At the start of the year, when we had the Ascensio Scholarum mass, I compared our school to that of one of my favourite fictional schools (not Hogwarts!) I said that our motto, Ad majora natus sum (I am born for greater things) reminded me of the school motto of UA High School from My Hero Academia – “Plus Ultra”. And, over the course of the year I have seen so many of you come up here during the Tuesday assemblies to receive awards for various academic, co-curricular and sporting achievements. So many of you have shown that you are pursuing the magis, the “greater”, the better, the more.
But I have also seen another kind of magis, or “greater”, at work in the school.
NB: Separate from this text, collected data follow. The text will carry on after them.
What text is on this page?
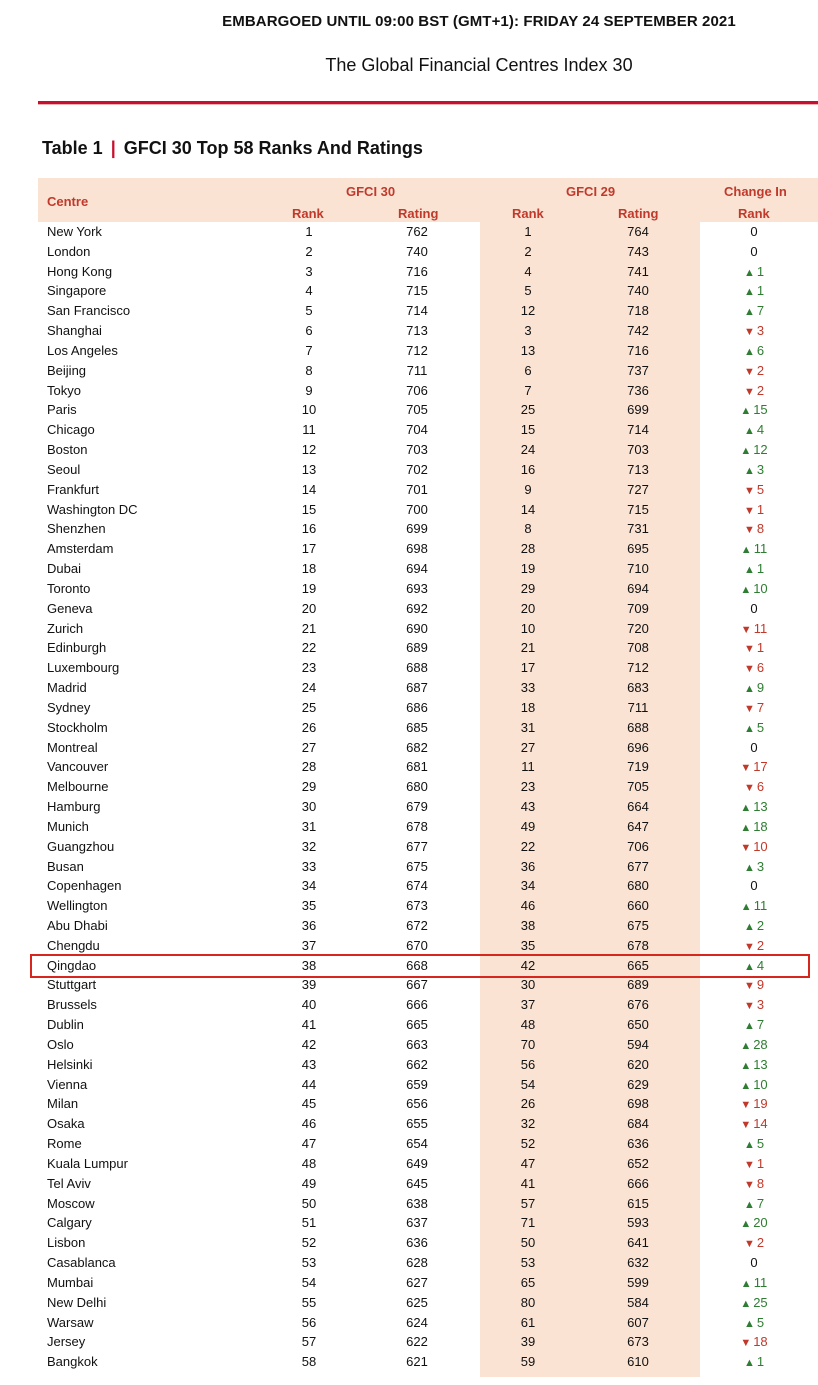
EMBARGOED UNTIL 09:00 BST (GMT+1): FRIDAY 24 SEPTEMBER 2021
The Global Financial Centres Index 30
Table 1 | GFCI 30 Top 58 Ranks And Ratings
Centre
GFCI 30
Rank	Rating
GFCI 29
Rank	Rating
Change In
Rank
New York	1	762	1	764	0
London	2	740	2	743	0
Hong Kong	3	716	4	741	▲ 1
Singapore	4	715	5	740	▲ 1
San Francisco	5	714	12	718	▲ 7
Shanghai	6	713	3	742	▼ 3
Los Angeles	7	712	13	716	▲ 6
Beijing	8	711	6	737	▼ 2
Tokyo	9	706	7	736	▼ 2
Paris	10	705	25	699	▲ 15
Chicago	11	704	15	714	▲ 4
Boston	12	703	24	703	▲ 12
Seoul	13	702	16	713	▲ 3
Frankfurt	14	701	9	727	▼ 5
Washington DC	15	700	14	715	▼ 1
Shenzhen	16	699	8	731	▼ 8
Amsterdam	17	698	28	695	▲ 11
Dubai	18	694	19	710	▲ 1
Toronto	19	693	29	694	▲ 10
Geneva	20	692	20	709	0
Zurich	21	690	10	720	▼ 11
Edinburgh	22	689	21	708	▼ 1
Luxembourg	23	688	17	712	▼ 6
Madrid	24	687	33	683	▲ 9
Sydney	25	686	18	711	▼ 7
Stockholm	26	685	31	688	▲ 5
Montreal	27	682	27	696	0
Vancouver	28	681	11	719	▼ 17
Melbourne	29	680	23	705	▼ 6
Hamburg	30	679	43	664	▲ 13
Munich	31	678	49	647	▲ 18
Guangzhou	32	677	22	706	▼ 10
Busan	33	675	36	677	▲ 3
Copenhagen	34	674	34	680	0
Wellington	35	673	46	660	▲ 11
Abu Dhabi	36	672	38	675	▲ 2
Chengdu	37	670	35	678	▼ 2
Qingdao	38	668	42	665	▲ 4
Stuttgart	39	667	30	689	▼ 9
Brussels	40	666	37	676	▼ 3
Dublin	41	665	48	650	▲ 7
Oslo	42	663	70	594	▲ 28
Helsinki	43	662	56	620	▲ 13
Vienna	44	659	54	629	▲ 10
Milan	45	656	26	698	▼ 19
Osaka	46	655	32	684	▼ 14
Rome	47	654	52	636	▲ 5
Kuala Lumpur	48	649	47	652	▼ 1
Tel Aviv	49	645	41	666	▼ 8
Moscow	50	638	57	615	▲ 7
Calgary	51	637	71	593	▲ 20
Lisbon	52	636	50	641	▼ 2
Casablanca	53	628	53	632	0
Mumbai	54	627	65	599	▲ 11
New Delhi	55	625	80	584	▲ 25
Warsaw	56	624	61	607	▲ 5
Jersey	57	622	39	673	▼ 18
Bangkok	58	621	59	610	▲ 1
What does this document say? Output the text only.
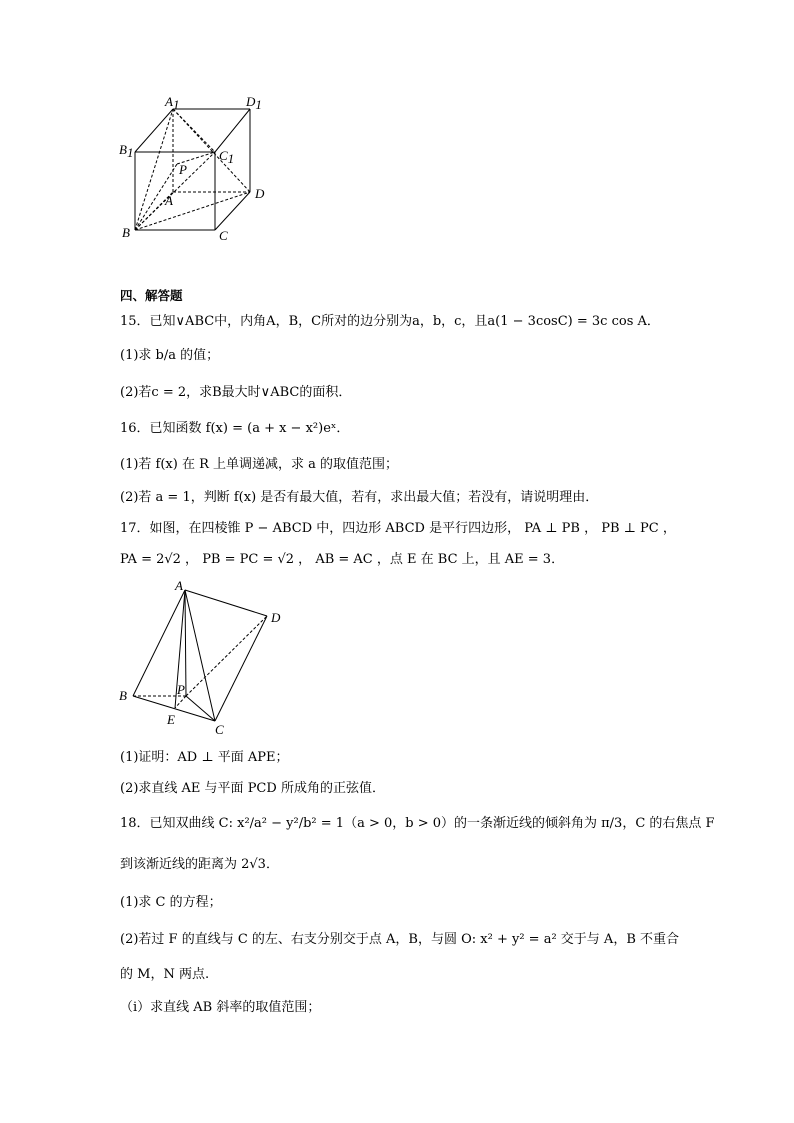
A1	D1
B1	C1
P
A	D
B	C
四、解答题
15．已知∨ABC中，内角A，B，C所对的边分别为a，b，c，且a(1 − 3cosC) = 3c cos A．
(1)求 b/a 的值；
(2)若c = 2，求B最大时∨ABC的面积．
16．已知函数 f(x) = (a + x − x²)eˣ．
(1)若 f(x) 在 R 上单调递减，求 a 的取值范围；
(2)若 a = 1，判断 f(x) 是否有最大值，若有，求出最大值；若没有，请说明理由．
17．如图，在四棱锥 P − ABCD 中，四边形 ABCD 是平行四边形， PA ⊥ PB ， PB ⊥ PC ，
PA = 2√2 ， PB = PC = √2 ， AB = AC ，点 E 在 BC 上，且 AE = 3．
A
D
B	P
E
C
(1)证明：AD ⊥ 平面 APE；
(2)求直线 AE 与平面 PCD 所成角的正弦值．
18．已知双曲线 C: x²/a² − y²/b² = 1（a > 0，b > 0）的一条渐近线的倾斜角为 π/3，C 的右焦点 F
到该渐近线的距离为 2√3．
(1)求 C 的方程；
(2)若过 F 的直线与 C 的左、右支分别交于点 A，B，与圆 O: x² + y² = a² 交于与 A，B 不重合
的 M，N 两点.
（ⅰ）求直线 AB 斜率的取值范围；
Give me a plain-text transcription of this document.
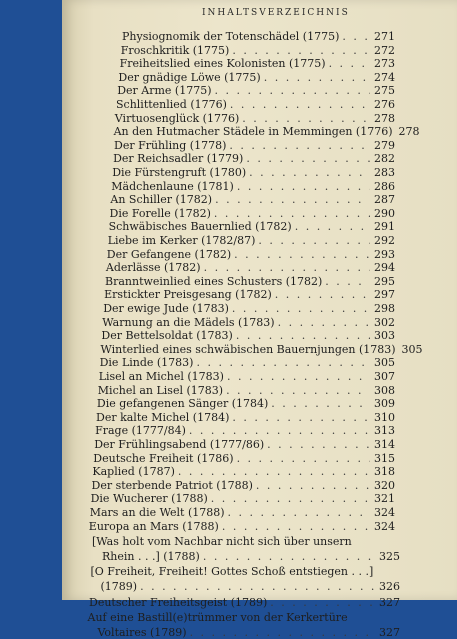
INHALTSVERZEICHNIS
Physiognomik der Totenschädel (1775) . . .	271
Froschkritik (1775) . . .	272
Freiheitslied eines Kolonisten (1775) . . .	273
Der gnädige Löwe (1775) . . .	274
Der Arme (1775) . . .	275
Schlittenlied (1776) . . .	276
Virtuosenglück (1776) . . .	278
An den Hutmacher Städele in Memmingen (1776) 278
Der Frühling (1778) . . .	279
Der Reichsadler (1779) . . .	282
Die Fürstengruft (1780) . . .	283
Mädchenlaune (1781) . . .	286
An Schiller (1782) . . .	287
Die Forelle (1782) . . .	290
Schwäbisches Bauernlied (1782) . . .	291
Liebe im Kerker (1782/87) . . .	292
Der Gefangene (1782) . . .	293
Aderlässe (1782) . . .	294
Branntweinlied eines Schusters (1782) . . .	295
Erstickter Preisgesang (1782) . . .	297
Der ewige Jude (1783) . . .	298
Warnung an die Mädels (1783) . . .	302
Der Bettelsoldat (1783) . . .	303
Winterlied eines schwäbischen Bauernjungen (1783) 305
Die Linde (1783) . . .	305
Lisel an Michel (1783) . . .	307
Michel an Lisel (1783) . . .	308
Die gefangenen Sänger (1784) . . .	309
Der kalte Michel (1784) . . .	310
Frage (1777/84) . . .	313
Der Frühlingsabend (1777/86) . . .	314
Deutsche Freiheit (1786) . . .	315
Kaplied (1787) . . .	318
Der sterbende Patriot (1788) . . .	320
Die Wucherer (1788) . . .	321
Mars an die Welt (1788) . . .	324
Europa an Mars (1788) . . .	324
[Was holt vom Nachbar nicht sich über unsern
Rhein . . .] (1788) . . .	325
[O Freiheit, Freiheit! Gottes Schoß entstiegen . . .]
(1789) . . .	326
Deutscher Freiheitsgeist (1789) . . .	327
Auf eine Bastill(e)trümmer von der Kerkertüre
Voltaires (1789) . . .	327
This is the kind that is seen when many of you go out each week to your Arrupe placements to work with those who are less fortunate. This is the kind of magis that you show when you fundraise for homelessness, or mental health, or disability charities. This is the kind of magis, or “greater”, which will be shown by the pupils going away next week for the Children’s Fund; or later in the summer for the Lourdes trip. It’s not the kind of achievement that can be graded, or given a medal for. But I think it is something St Aloysius Gonzaga would’ve related to.
You can read the biography of St Aloysius on the first page of your booklets; so I won’t go over it. But I want to highlight one thing about him — Aloysius Gonzaga was not a success story. He was born into a very rich and powerful family and could’ve become very powerful himself, as a diplomat or politician or military general. But he didn’t. When his parents finally accepted his wish to become a priest, they offered to use their influence to make him a bishop or abbot. He opted against it and joined the Jesuits — a poor religious order. In fact, he never even got to become a priest at all! He died before that. He became ill treating the plague victims of Rome and died shortly after. By all standard ways of measuring success, St Aloysius Gonzaga was a failure. And yet he’s still considered a great Jesuit and Catholic saint. Why?
For Aloysius, the “greater things” that he was born for were not about achievement, but about character. It’s about the kind of person he became. Look at the qualities described in the Jesuit Pupil Profile: grateful and generous; attentive and discerning; compassionate and loving; faith-filled and hopeful; eloquent and truthful; learned and wise; curious and active; intentional and prophetic. None of them are about what grades you get; or what talents you might or might not have; or whether you can run 100m in under 14 seconds. They’re not about what awards or prizes you get; or how popular you are; or how strong or weak you are. All of them are about who you are as a person.
That’s what Andrew and the other disciple wanted to know about Jesus in today’s Gospel when they asked him, “Rabbi, where are you staying?” They weren’t asking for Jesus’ postcode. They wanted to know what he stood for — who he was as a person. And because the disciples followed Jesus, saw what he did, and imitated him in his love of God and love of neighbour — they too, in turn, became children of God. And, as children of God, they understood that who they were as people was more important than what objective achievements they could put on their resumé or CV. That’s what is truly great about St Aloysius Gonzaga.
You were born for greater things. This is how you get there.